Visually, the film is stunning. Though it’s not for anyone with vertigo as the camera angling over the edge of the basket can make your stomach turn. I sat there wondering how the hell they’d filmed these scenes – they looked so life-like and beautiful as the characters, along with their balloon, both physically and, at times, mentally, floated through above the clouds. The balloon’s storyline is undercut with flashbacks to the character’s pasts and how they ended up on their respective adventures. It broke up the journey nicely – often making the audience forget that this ride was less than 80 minutes long and not something that lasted an eternity.
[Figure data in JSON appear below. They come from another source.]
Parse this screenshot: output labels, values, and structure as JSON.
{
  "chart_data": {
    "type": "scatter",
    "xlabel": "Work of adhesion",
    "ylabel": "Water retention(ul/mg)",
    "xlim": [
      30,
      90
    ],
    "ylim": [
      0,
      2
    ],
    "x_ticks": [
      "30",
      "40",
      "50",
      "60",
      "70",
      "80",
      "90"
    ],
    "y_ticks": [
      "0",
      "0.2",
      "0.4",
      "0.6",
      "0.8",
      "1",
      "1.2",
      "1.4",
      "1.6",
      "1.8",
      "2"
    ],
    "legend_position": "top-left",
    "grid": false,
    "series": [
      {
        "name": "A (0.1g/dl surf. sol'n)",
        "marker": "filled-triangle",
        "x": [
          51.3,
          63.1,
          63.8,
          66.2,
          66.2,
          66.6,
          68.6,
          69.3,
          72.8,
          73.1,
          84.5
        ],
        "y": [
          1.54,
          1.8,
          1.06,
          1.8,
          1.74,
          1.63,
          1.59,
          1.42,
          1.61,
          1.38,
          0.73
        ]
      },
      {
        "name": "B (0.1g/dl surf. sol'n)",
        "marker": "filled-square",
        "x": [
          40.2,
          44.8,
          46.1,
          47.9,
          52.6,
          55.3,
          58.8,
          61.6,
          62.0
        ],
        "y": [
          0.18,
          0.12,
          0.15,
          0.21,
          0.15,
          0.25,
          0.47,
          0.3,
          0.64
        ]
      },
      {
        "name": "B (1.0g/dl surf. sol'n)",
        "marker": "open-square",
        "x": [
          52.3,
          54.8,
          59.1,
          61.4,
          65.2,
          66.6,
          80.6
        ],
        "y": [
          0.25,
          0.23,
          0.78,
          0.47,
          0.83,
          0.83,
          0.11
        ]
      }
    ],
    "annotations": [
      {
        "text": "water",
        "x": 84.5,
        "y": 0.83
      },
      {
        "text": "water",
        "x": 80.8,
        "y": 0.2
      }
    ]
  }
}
The important thing I think about a film is how it made me feel afterwards. And I came out of The Aeronauts feeling above the clouds myself. Alright, perhaps not that animated but I walked through the foyer with a spring in my step. Harper’s film reminded me that we all have our battles – big and small – physical and metaphorical. That life’s a journey and, with a little perseverance, the storm will pass. He inspires you to take that leap of faith and to start that adventure.
Oh, and, look after your dads. You’ll see what I mean when you watch it.